Saraswathi is a woman separated from her husband. She and her daughter Thilakam take refuge in her sister's family in Tiruchi. Saraswathi wants her daughter Thilakam to be married to her brother Sekhar. But her uncle Sambasivam wants to marry Thilakam to a rich but old man in Bombay. Sambasivam's son Gunasekharan is against this plan and wants Thilakam to be married to Sekhar. Whether he succeeds in this, forms the plot of the story.

== Cast ==
The details are adapted from The Hindu review article.

== Production ==
Thilakam was a popular stage play written by K. M. Narayanasami. A. V. Meiyappan, the founder and then-owner of AVM Productions, bought the film rights to the play and produced the film. His son Saravanan started his film production career with this film working as a "production executive". Narayanasami wrote the film's dialogues.

== Soundtrack ==
Music was composed by R. Sudarsanam and the lyrics were penned by Kothamangalam Subbu, M. K. Athmanathan, A. Maruthakasi, Kavi S. Rajagopal and V. Seetharaman.
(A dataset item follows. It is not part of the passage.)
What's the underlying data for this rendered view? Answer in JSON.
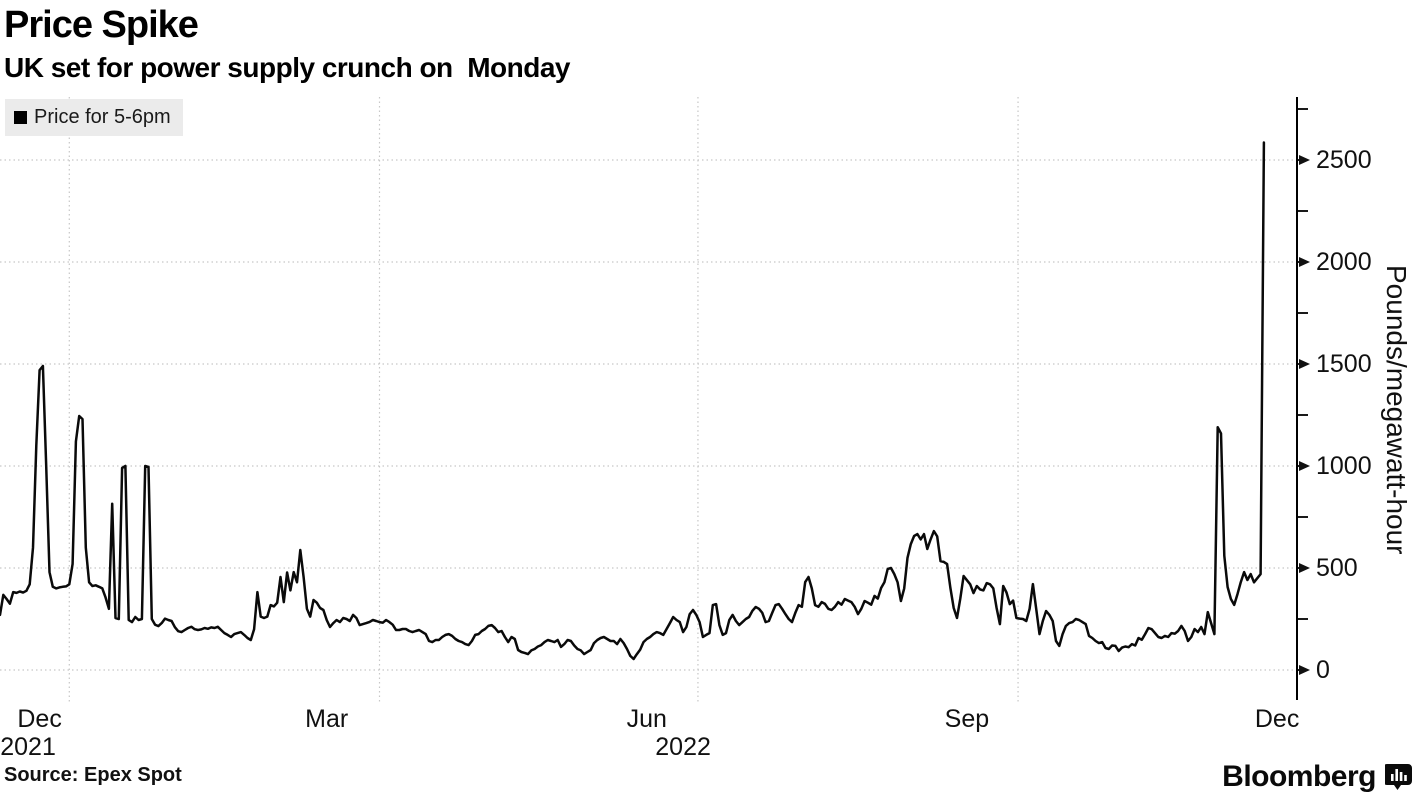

The song "B-o-y Boy, Boyinna Paiyan, G – i – r – l Girl, Girlinna Ponnu" (based on the song "Cat Maane Billi" from the Hindi film Dilli Ka Thug), sung by S. C. Krishnan and Soolamangalam Rajalakshmi was a hit.

Partial List of Songs

| Song | Singer/s | Lyricist | Length |
|---|---|---|---|
| "B-o-y Boy, Boyinna Paiyan" | S. C. Krishnan & Soolamangalam Rajalakshmi |  | 03:52 |
| "Manasukkulle Maraichu Vaikka Mudiyale" | Sirkazhi Govindarajan & M. L. Vasanthakumari | M. K. Athmanathan | 03:43 |
| "Aadi Varum Poonkodi Azhginile" | P. Susheela | A. Maruthakasi | 03:47 |
| "Ezhaikkum Vaazhvukkum Vegudhooramaa" | Seerkazhi Govindarajan, M. L. Vasanthakumari T. S. Bagavathi | Kavi Rajagopal | 04:38 |
| "Kaaveri Karadhanile Kaaval Iruppavale" | T. M. Soundararajan | Kothamangalam Subbu | 01:25 |
| "Aayi Mahamaayi Perai Cholli" | S. C. Krishnan, L. R. Eswari & Soolamangalam Rajalakshmi | Kothamangalam Subbu | 01:02 |
| "Karagam Karagam Karagam" | S. C. Krishnan & Soolamangalam Rajalakshmi | Kothamangalam Subbu | 01:34 |
| "Maari Mutthu Maari" | T. M. Soundararajan & Soolamangalam Rajalakshmi | Kothamangalam Subbu | 01:17 |
| "Inneram Ennai Seidhe" | S. C. Krishnan & L. R. Eswari | Kothamangalam Subbu | 01:38 |
| "Bayaaskoppu Paatthiyaa Dappaskoppu Paatthiyaa" | T. M. Soundararajan & Soolamangalam Rajalakshmi | Kothamangalam Subbu | 01:46 |
| "Thanjavoor Karagamadi Oh Mariammaa" | S. C. Krishnan, Soolamangalam Rajalakshmi, L. R. Eswari & T. M. Soundararajan | Kothamangalam Subbu | 01:22 |
| "Kaathirundha Kannukku Oli Vandhadhu" | M. L. Vasanthakumari | Kavi S. Rajagopal | 04:22 |
| "Sandhegam Enum Oru Sarakku" | S. C. Krishnan & Soolamangalam Rajalakshmi |  | 03:26 |

== Release and reception ==
Thilakam was released on 11 November 1960. The Sunday Standard appreciated the plot, performances and cinematography. Kanthan of Kalki appreciated the dialogues, but criticised the story, performances and songs. The film was a commercial failure.